Carlos Torres Vila, the chief executive—an engineer by training, promoted by Mr González from running digital operations in 2015—tracks the take-up of technology obsessively. In Spain digital sales (eg, loans, mortgage or insurance policies arranged online) made up 26.3% of the total, by volume, in the first eight months of 2017, up from 17.1% in 2016 and just 8.8% in 2015. The number using the app as their main link to services has risen by 40% in the past 12 months.
The top brass believes that BBVA’s growing wealth of information about its customers, plus the trust that comes from tending their money, gives it an advantage over the tech giants. Even if people rarely visit branches, they interact with the bank more often on smartphones, says Mr White. Therein lies a chance to become an online marketplace for financial services, including those of third parties—and perhaps non-financial services too. Next year the EU’s new Payment Services Directive, known as PSD2, will open up customer data, exposing banks to competition from each other and from outsiders; BBVA’s bosses insist that, for their bank, PSD2 is more opportunity than threat.
Valora, BBVA’s app for Spanish homebuyers, indicates the bank’s direction. It tells you the likely price of the house you fancy, how much others nearby were sold for and what your own might fetch—all data pulled in from elsewhere. It assesses the damage to your monthly budget and of course steers you to BBVA for a mortgage. People using BBVA’s mortgage simulator are twice as likely to take out a loan if they go through Valora.
Other ideas are popping up. Tuyyo, an app for sending remittances between America and Mexico, is due to appear on October 16th—and other products, such as insurance, could one day be added to it. For a few cents Colombian customers taking out cash can buy insurance against being robbed during the next few hours, by pressing a button on the automated teller machine; 250,000 did so in July and over 350,000 in August.
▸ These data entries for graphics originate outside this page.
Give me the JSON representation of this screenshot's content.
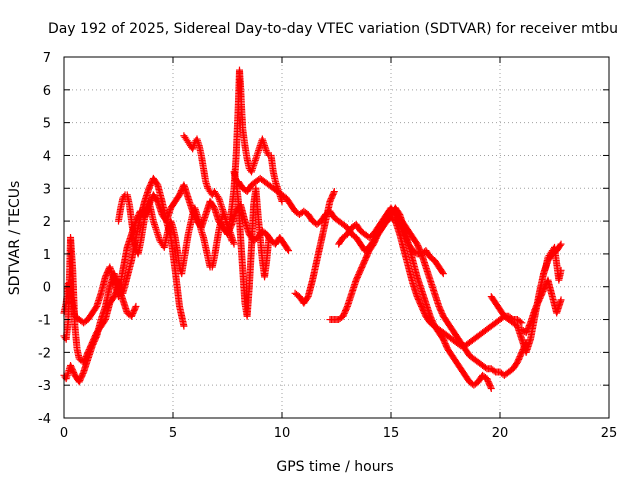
{
  "chart_data": {
    "type": "scatter",
    "title": "Day 192 of 2025, Sidereal Day-to-day VTEC variation (SDTVAR) for receiver mtbu",
    "xlabel": "GPS time / hours",
    "ylabel": "SDTVAR / TECUs",
    "xlim": [
      0,
      25
    ],
    "ylim": [
      -4,
      7
    ],
    "xticks": [
      0,
      5,
      10,
      15,
      20,
      25
    ],
    "yticks": [
      -4,
      -3,
      -2,
      -1,
      0,
      1,
      2,
      3,
      4,
      5,
      6,
      7
    ],
    "grid": true,
    "marker": "+",
    "color": "#ff0000",
    "series": [
      {
        "name": "s1",
        "x": [
          0.0,
          0.1,
          0.2,
          0.3,
          0.4,
          0.5,
          0.7,
          0.9,
          1.1,
          1.3,
          1.5,
          1.7,
          1.9,
          2.1,
          2.3,
          2.5,
          2.7,
          2.9,
          3.1,
          3.3,
          3.5,
          3.7,
          3.9,
          4.1,
          4.3,
          4.5,
          4.7,
          4.9,
          5.1,
          5.3,
          5.5,
          5.7,
          5.9,
          6.1,
          6.3,
          6.5,
          6.7,
          6.9,
          7.1,
          7.3,
          7.5,
          7.7,
          7.9,
          8.1,
          8.3,
          8.5,
          8.7,
          8.9,
          9.1,
          9.3,
          9.5,
          9.7,
          9.9,
          10.1,
          10.3
        ],
        "y": [
          -0.8,
          -0.5,
          0.1,
          -0.2,
          -0.6,
          -0.9,
          -1.0,
          -1.1,
          -1.0,
          -0.8,
          -0.6,
          -0.2,
          0.3,
          0.6,
          0.2,
          -0.3,
          0.5,
          1.2,
          1.6,
          2.0,
          2.3,
          2.1,
          2.5,
          2.8,
          2.6,
          2.2,
          2.0,
          2.4,
          2.6,
          2.8,
          3.1,
          2.7,
          2.3,
          2.0,
          1.8,
          2.2,
          2.6,
          2.4,
          2.0,
          1.8,
          1.6,
          1.9,
          2.3,
          2.5,
          2.0,
          1.6,
          1.4,
          1.5,
          1.7,
          1.6,
          1.4,
          1.3,
          1.5,
          1.3,
          1.1
        ]
      },
      {
        "name": "s2",
        "x": [
          0.0,
          0.1,
          0.2,
          0.3,
          0.5,
          0.7,
          0.9,
          1.1,
          1.3,
          1.5,
          1.7,
          1.9,
          2.1,
          2.3,
          2.5,
          2.7,
          2.9,
          3.1,
          3.3,
          3.5,
          3.7,
          3.9,
          4.1,
          4.3,
          4.5,
          4.7,
          4.9,
          5.1,
          5.3,
          5.5
        ],
        "y": [
          -2.7,
          -2.8,
          -2.6,
          -2.4,
          -2.7,
          -2.9,
          -2.6,
          -2.2,
          -1.8,
          -1.5,
          -1.0,
          -0.6,
          0.0,
          0.4,
          0.1,
          -0.2,
          0.3,
          0.8,
          1.5,
          2.1,
          2.6,
          3.0,
          3.3,
          3.1,
          2.6,
          2.0,
          1.5,
          0.5,
          -0.6,
          -1.2
        ]
      },
      {
        "name": "s3",
        "x": [
          0.0,
          0.1,
          0.2,
          0.3,
          0.4,
          0.5,
          0.6,
          0.7,
          0.9,
          1.1,
          1.3,
          1.5,
          1.7,
          1.9,
          2.1,
          2.3,
          2.5,
          2.7,
          2.9,
          3.1,
          3.3
        ],
        "y": [
          -1.5,
          -1.6,
          -1.0,
          1.5,
          0.5,
          -1.2,
          -1.9,
          -2.2,
          -2.3,
          -2.0,
          -1.7,
          -1.4,
          -1.2,
          -1.0,
          -0.5,
          -0.3,
          0.0,
          -0.4,
          -0.8,
          -0.9,
          -0.6
        ]
      },
      {
        "name": "s4",
        "x": [
          2.5,
          2.6,
          2.7,
          2.8,
          2.9,
          3.0,
          3.1,
          3.2,
          3.3,
          3.4,
          3.5,
          3.6,
          3.7,
          3.8,
          3.9,
          4.0,
          4.1,
          4.2,
          4.3,
          4.4,
          4.5,
          4.6,
          4.7,
          4.8,
          4.9,
          5.0,
          5.1,
          5.2,
          5.3,
          5.4,
          5.5,
          5.6,
          5.7,
          5.8,
          5.9,
          6.0,
          6.1,
          6.2,
          6.3,
          6.4,
          6.5,
          6.6,
          6.7,
          6.8,
          6.9,
          7.0,
          7.1,
          7.2,
          7.3,
          7.4,
          7.5,
          7.6,
          7.7,
          7.8
        ],
        "y": [
          2.0,
          2.4,
          2.7,
          2.8,
          2.8,
          2.5,
          2.0,
          1.5,
          1.2,
          1.0,
          1.3,
          1.7,
          2.1,
          2.4,
          2.6,
          2.3,
          2.0,
          1.8,
          1.6,
          1.4,
          1.3,
          1.2,
          1.5,
          1.8,
          2.0,
          1.8,
          1.5,
          1.1,
          0.6,
          0.4,
          0.8,
          1.2,
          1.6,
          1.9,
          2.2,
          2.4,
          2.2,
          2.0,
          1.7,
          1.5,
          1.2,
          0.9,
          0.6,
          0.6,
          0.9,
          1.3,
          1.7,
          2.0,
          2.2,
          2.1,
          1.9,
          1.7,
          1.5,
          1.3
        ]
      },
      {
        "name": "s5",
        "x": [
          5.5,
          5.6,
          5.7,
          5.8,
          5.9,
          6.0,
          6.1,
          6.2,
          6.3,
          6.4,
          6.5,
          6.6,
          6.7,
          6.8,
          6.9,
          7.0,
          7.1,
          7.2,
          7.3,
          7.4,
          7.5,
          7.6,
          7.7
        ],
        "y": [
          4.6,
          4.5,
          4.4,
          4.3,
          4.2,
          4.4,
          4.5,
          4.3,
          4.0,
          3.6,
          3.2,
          3.0,
          2.9,
          2.8,
          2.9,
          2.8,
          2.7,
          2.5,
          2.3,
          2.1,
          1.8,
          1.6,
          1.4
        ]
      },
      {
        "name": "s6",
        "x": [
          7.6,
          7.7,
          7.8,
          7.9,
          8.0,
          8.05,
          8.1,
          8.15,
          8.2,
          8.3,
          8.4,
          8.5,
          8.6,
          8.7,
          8.8,
          8.9,
          9.0,
          9.1,
          9.2,
          9.3,
          9.4,
          9.5,
          9.6,
          9.7,
          9.8,
          9.9,
          10.0
        ],
        "y": [
          2.0,
          2.4,
          3.0,
          4.0,
          5.6,
          6.6,
          6.1,
          5.4,
          4.8,
          4.3,
          3.9,
          3.6,
          3.5,
          3.7,
          3.9,
          4.1,
          4.3,
          4.5,
          4.3,
          4.1,
          4.0,
          4.0,
          3.5,
          3.2,
          3.0,
          2.8,
          2.6
        ]
      },
      {
        "name": "s7",
        "x": [
          7.8,
          7.9,
          8.0,
          8.1,
          8.2,
          8.3,
          8.4,
          8.5,
          8.6,
          8.7,
          8.8,
          8.9,
          9.0,
          9.1,
          9.2,
          9.3,
          9.4
        ],
        "y": [
          3.5,
          3.2,
          2.6,
          1.5,
          0.5,
          -0.5,
          -0.9,
          0.0,
          1.2,
          2.5,
          3.0,
          2.2,
          1.5,
          0.8,
          0.3,
          0.8,
          1.5
        ]
      },
      {
        "name": "s8",
        "x": [
          8.0,
          8.2,
          8.4,
          8.6,
          8.8,
          9.0,
          9.2,
          9.4,
          9.6,
          9.8,
          10.0,
          10.2,
          10.4,
          10.6,
          10.8,
          11.0,
          11.2,
          11.4,
          11.6,
          11.8,
          12.0,
          12.2,
          12.4,
          12.6,
          12.8,
          13.0,
          13.2,
          13.4,
          13.6,
          13.8,
          14.0,
          14.2,
          14.4,
          14.6,
          14.8,
          15.0,
          15.2,
          15.4,
          15.6,
          15.8,
          16.0,
          16.2,
          16.4,
          16.6,
          16.8,
          17.0,
          17.2,
          17.4,
          17.6,
          17.8,
          18.0,
          18.2,
          18.4,
          18.6,
          18.8,
          19.0,
          19.2,
          19.4,
          19.6
        ],
        "y": [
          3.2,
          3.0,
          2.9,
          3.1,
          3.2,
          3.3,
          3.2,
          3.1,
          3.0,
          2.9,
          2.8,
          2.7,
          2.5,
          2.3,
          2.2,
          2.3,
          2.2,
          2.0,
          1.9,
          2.0,
          2.2,
          2.3,
          2.1,
          2.0,
          1.9,
          1.8,
          1.6,
          1.5,
          1.3,
          1.1,
          1.2,
          1.4,
          1.6,
          1.8,
          2.0,
          2.2,
          2.4,
          2.2,
          1.8,
          1.3,
          0.8,
          0.3,
          -0.1,
          -0.5,
          -0.9,
          -1.2,
          -1.4,
          -1.6,
          -1.9,
          -2.1,
          -2.3,
          -2.5,
          -2.7,
          -2.9,
          -3.0,
          -2.9,
          -2.7,
          -2.8,
          -3.1
        ]
      },
      {
        "name": "s9",
        "x": [
          10.6,
          10.8,
          11.0,
          11.2,
          11.4,
          11.6,
          11.8,
          12.0,
          12.2,
          12.4
        ],
        "y": [
          -0.2,
          -0.3,
          -0.5,
          -0.3,
          0.2,
          0.8,
          1.4,
          2.0,
          2.6,
          2.9
        ]
      },
      {
        "name": "s10",
        "x": [
          12.2,
          12.4,
          12.6,
          12.8,
          13.0,
          13.2,
          13.4,
          13.6,
          13.8,
          14.0,
          14.2,
          14.4,
          14.6,
          14.8,
          15.0,
          15.2,
          15.4,
          15.6,
          15.8,
          16.0,
          16.2,
          16.4,
          16.6,
          16.8,
          17.0,
          17.2,
          17.4,
          17.6,
          17.8,
          18.0,
          18.2,
          18.4,
          18.6,
          18.8,
          19.0,
          19.2,
          19.4,
          19.6,
          19.8,
          20.0,
          20.2,
          20.4,
          20.6,
          20.8,
          21.0
        ],
        "y": [
          -1.0,
          -1.0,
          -1.0,
          -0.9,
          -0.6,
          -0.2,
          0.2,
          0.5,
          0.8,
          1.1,
          1.3,
          1.6,
          1.8,
          2.0,
          2.1,
          2.0,
          1.6,
          1.1,
          0.6,
          0.1,
          -0.3,
          -0.6,
          -0.9,
          -1.1,
          -1.2,
          -1.3,
          -1.4,
          -1.5,
          -1.6,
          -1.7,
          -1.8,
          -1.8,
          -1.7,
          -1.6,
          -1.5,
          -1.4,
          -1.3,
          -1.2,
          -1.1,
          -1.0,
          -0.9,
          -0.9,
          -1.0,
          -1.0,
          -1.1
        ]
      },
      {
        "name": "s11",
        "x": [
          12.6,
          12.8,
          13.0,
          13.2,
          13.4,
          13.6,
          13.8,
          14.0,
          14.2,
          14.4,
          14.6,
          14.8,
          15.0,
          15.2,
          15.4,
          15.6,
          15.8,
          16.0,
          16.2,
          16.4,
          16.6,
          16.8,
          17.0,
          17.2,
          17.4
        ],
        "y": [
          1.3,
          1.5,
          1.6,
          1.8,
          1.9,
          1.7,
          1.6,
          1.5,
          1.6,
          1.8,
          2.0,
          2.2,
          2.4,
          2.2,
          1.9,
          1.6,
          1.3,
          1.1,
          1.0,
          1.0,
          1.1,
          0.9,
          0.8,
          0.6,
          0.4
        ]
      },
      {
        "name": "s12",
        "x": [
          15.2,
          15.4,
          15.6,
          15.8,
          16.0,
          16.2,
          16.4,
          16.6,
          16.8,
          17.0,
          17.2,
          17.4,
          17.6,
          17.8,
          18.0,
          18.2,
          18.4,
          18.6,
          18.8,
          19.0,
          19.2,
          19.4,
          19.6,
          19.8,
          20.0,
          20.2,
          20.4,
          20.6,
          20.8,
          21.0,
          21.2
        ],
        "y": [
          2.3,
          2.1,
          1.9,
          1.7,
          1.5,
          1.3,
          1.0,
          0.6,
          0.2,
          -0.2,
          -0.6,
          -0.9,
          -1.1,
          -1.3,
          -1.5,
          -1.7,
          -1.9,
          -2.1,
          -2.2,
          -2.3,
          -2.4,
          -2.5,
          -2.5,
          -2.6,
          -2.6,
          -2.7,
          -2.6,
          -2.5,
          -2.3,
          -2.0,
          -1.7
        ]
      },
      {
        "name": "s13",
        "x": [
          19.6,
          19.8,
          20.0,
          20.2,
          20.4,
          20.6,
          20.8,
          21.0,
          21.2,
          21.4,
          21.6,
          21.8,
          22.0,
          22.2,
          22.4,
          22.6,
          22.8
        ],
        "y": [
          -0.3,
          -0.5,
          -0.7,
          -0.9,
          -1.0,
          -1.1,
          -1.2,
          -1.6,
          -2.0,
          -1.6,
          -0.9,
          -0.2,
          0.4,
          0.8,
          1.0,
          1.1,
          1.3
        ]
      },
      {
        "name": "s14",
        "x": [
          21.0,
          21.2,
          21.4,
          21.6,
          21.8,
          22.0,
          22.2,
          22.4,
          22.6,
          22.8
        ],
        "y": [
          -1.3,
          -1.4,
          -1.1,
          -0.7,
          -0.4,
          -0.1,
          0.2,
          -0.3,
          -0.8,
          -0.4
        ]
      },
      {
        "name": "s15",
        "x": [
          22.0,
          22.1,
          22.2,
          22.3,
          22.4,
          22.5,
          22.6,
          22.7,
          22.8
        ],
        "y": [
          0.4,
          0.6,
          0.9,
          1.0,
          1.1,
          1.2,
          0.7,
          0.2,
          0.5
        ]
      }
    ]
  }
}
So far, however, the grand vision has yielded more promise than profit. Granted, there is much to admire. BBVA’s return on tangible equity in the second quarter, at 10.5%, was healthy by Europe’s modest standards and 1.6 percentage points higher than a year earlier. Its Mexican bank, BBVA Bancomer, the country’s largest, boasts hefty margins and is the biggest contributor to group profit. BBVA’s stake of just under half in Garanti, Turkey’s second-biggest bank, looks like a good bet on a young, tech-hungry country, despite political turmoil there.
But few clear signs suggest the technological transformation is yet yielding much revenue. Analysts praise BBVA’s plans and its early start, but also speak highly of ING, of the Netherlands, Germany’s Commerzbank and others. They complain that Mr Torres Vila’s indicators of digital progress lack long-term financial targets (except for the ratio of equity to risk-weighted assets, at 11%; it beats that). The stockmarket is not very impressed. Over the past five years, little distinguishes BBVA’s share price from those of Santander and CaixaBank, which rank first and third in Spain (see chart). In recent days all three have been dented by the crisis in Catalonia.
“It takes four or five years to have a substantially different business,” Mr Torres Vila says. A good flow of digital products will take time to show a return. By then, Mr González will be gone. He is 72 and the bank’s rules say he must go at 75. If he is right, the tech giants may by then be parked on BBVA’s lawn. At least it will be expecting them.